The far-reaching legislation also addresses the vexed issue of sexual harassment in the context of the landlord and tenant relationship.
During the debate, senators signalled the need for a massive public education campaign to reverse long-standing cultural practices among members of the society.
The legislation received the nod from legislators in the Lower House on July 18 this year.
The proposed law is gender neutral and seeks to protect and prevent sexual harassment against both men and women.
In her contribution to the debate, Government Senator Natalie Campbell Rodriques suggested that the public education exercise should be massive and akin to the ‘Two is Better Than Too Many’ national family planning campaign of the 1980s.
She argued that the thought process of Jamaicans would have to change concerning sexual harassment.
“On the passing of this bill into law and the education of the public, Jamaicans from either gender will have some protection,” said Campbell Rodriques, adding that, “No one will need to feel desperate because they once again have missed a month’s rent and know that the landlord will respond with a twinkle in the eye and a solution that demeans”.
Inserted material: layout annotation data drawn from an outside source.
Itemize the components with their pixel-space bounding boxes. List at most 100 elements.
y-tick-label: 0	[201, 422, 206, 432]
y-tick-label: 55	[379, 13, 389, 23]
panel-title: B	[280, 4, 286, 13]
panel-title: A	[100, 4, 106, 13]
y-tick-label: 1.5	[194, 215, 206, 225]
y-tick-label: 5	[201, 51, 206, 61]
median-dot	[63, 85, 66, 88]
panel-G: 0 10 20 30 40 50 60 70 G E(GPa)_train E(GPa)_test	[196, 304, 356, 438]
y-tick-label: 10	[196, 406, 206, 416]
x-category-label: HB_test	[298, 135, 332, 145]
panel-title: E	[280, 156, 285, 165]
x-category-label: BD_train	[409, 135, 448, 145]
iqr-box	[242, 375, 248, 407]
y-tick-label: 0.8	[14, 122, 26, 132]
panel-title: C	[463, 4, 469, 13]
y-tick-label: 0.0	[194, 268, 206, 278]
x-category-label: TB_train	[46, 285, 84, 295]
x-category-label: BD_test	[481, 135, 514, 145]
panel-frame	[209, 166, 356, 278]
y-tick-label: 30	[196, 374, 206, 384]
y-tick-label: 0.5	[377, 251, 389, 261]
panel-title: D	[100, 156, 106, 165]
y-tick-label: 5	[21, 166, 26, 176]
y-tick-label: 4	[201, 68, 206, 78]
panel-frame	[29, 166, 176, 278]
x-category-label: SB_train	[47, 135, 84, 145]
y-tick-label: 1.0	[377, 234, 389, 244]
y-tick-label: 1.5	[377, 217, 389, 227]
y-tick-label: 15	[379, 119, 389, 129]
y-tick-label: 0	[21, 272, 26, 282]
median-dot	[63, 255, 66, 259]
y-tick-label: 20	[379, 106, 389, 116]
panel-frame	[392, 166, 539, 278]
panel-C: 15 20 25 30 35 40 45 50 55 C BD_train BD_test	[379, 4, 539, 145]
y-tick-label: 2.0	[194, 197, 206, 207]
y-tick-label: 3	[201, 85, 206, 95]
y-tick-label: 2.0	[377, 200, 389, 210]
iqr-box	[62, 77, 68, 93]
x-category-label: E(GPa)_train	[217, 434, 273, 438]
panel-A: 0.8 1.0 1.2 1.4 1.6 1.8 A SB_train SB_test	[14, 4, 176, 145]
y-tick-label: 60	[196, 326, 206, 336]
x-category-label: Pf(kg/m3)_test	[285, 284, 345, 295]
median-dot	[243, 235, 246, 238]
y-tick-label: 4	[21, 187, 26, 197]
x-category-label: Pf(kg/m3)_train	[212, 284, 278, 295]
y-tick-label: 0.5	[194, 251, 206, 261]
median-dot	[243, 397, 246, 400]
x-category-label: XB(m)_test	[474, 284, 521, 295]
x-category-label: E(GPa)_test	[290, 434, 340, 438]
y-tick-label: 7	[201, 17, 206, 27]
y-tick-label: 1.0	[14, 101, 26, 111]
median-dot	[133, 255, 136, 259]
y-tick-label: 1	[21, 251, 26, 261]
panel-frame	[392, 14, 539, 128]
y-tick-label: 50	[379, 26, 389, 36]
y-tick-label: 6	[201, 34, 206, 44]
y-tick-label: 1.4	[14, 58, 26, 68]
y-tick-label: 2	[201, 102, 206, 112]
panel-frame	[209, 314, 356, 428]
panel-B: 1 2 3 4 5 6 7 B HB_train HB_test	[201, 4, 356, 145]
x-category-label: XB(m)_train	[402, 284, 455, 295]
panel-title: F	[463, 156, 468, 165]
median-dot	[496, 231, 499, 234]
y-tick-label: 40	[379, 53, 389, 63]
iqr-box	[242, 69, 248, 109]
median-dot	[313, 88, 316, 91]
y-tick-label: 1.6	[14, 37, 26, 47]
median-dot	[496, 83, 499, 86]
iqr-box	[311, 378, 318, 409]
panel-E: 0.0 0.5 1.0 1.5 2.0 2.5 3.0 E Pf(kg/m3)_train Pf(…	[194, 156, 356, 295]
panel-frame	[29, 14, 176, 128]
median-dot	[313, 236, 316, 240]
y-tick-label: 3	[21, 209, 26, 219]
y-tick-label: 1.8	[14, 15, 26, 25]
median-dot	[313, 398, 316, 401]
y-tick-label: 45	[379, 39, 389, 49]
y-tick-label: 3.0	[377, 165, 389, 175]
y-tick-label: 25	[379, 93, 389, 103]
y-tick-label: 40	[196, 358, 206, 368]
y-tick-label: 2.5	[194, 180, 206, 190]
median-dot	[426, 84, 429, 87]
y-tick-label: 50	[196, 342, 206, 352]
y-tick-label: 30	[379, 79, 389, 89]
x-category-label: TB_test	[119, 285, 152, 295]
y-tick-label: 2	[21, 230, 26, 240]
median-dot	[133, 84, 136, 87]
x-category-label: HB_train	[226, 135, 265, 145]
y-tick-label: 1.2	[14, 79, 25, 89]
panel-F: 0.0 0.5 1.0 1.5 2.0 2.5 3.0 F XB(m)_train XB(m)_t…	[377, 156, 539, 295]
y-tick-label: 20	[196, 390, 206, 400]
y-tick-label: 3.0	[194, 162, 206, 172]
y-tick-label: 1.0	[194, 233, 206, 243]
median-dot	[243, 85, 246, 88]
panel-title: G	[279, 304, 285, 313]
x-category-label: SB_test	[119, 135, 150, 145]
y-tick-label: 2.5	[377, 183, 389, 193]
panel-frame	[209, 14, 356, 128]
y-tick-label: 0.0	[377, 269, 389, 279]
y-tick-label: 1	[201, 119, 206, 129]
She said the public education campaign should help to debunk the misconceived idea that boys and men who did not want to be sexually harassed were considered a “maa-ma-man”.
“No one should be made to feel harassed in a sexual manner within any place of work, any educational or health facility or any place on this island,” she said.
Deputy leader of opposition business Donna Scott Mottley said with the passage of the new law on sexual harassment, Jamaican men would now have to rethink how they make advances to women in a context where their remarks might be deemed unwelcomed.
When asked about their comments which might have sexual overtones, Scott Mottley said many Jamaican men would say they were just making a joke or giving a compliment.
The legislation makes it clear that the sexual advance must be unwelcomed by the person to whom it is directed.
She pointed out that the legislation was subjective and places emphasis on how the person who was being harassed felt.
Commenting further on the subjective nature of the proposed law, Scott Mottley said there should be some signal by the individual that the advance being made was unwelcomed.
“How do I make that person know that the advance is unwelcomed is my challenge because if there is not a way to communicate that bearing in mind that there is a time period of six years in which you can make that complaint.”
Scott Mottley noted that some members of the public have expressed some levels of apprehension about how far the legislation is going.
She suggested that the 18-month period established to review the legislation should be extended.
Government Senator Dr Saphire Longmore said that as a mental health practitioner, the passage of the law was a moment of triumph, noting that sexual harassment had caused significant psychological damage to persons.
However, she warned against individuals making false complaints, arguing that everything must be done to prevent anyone from using the law as a tool to victimise others.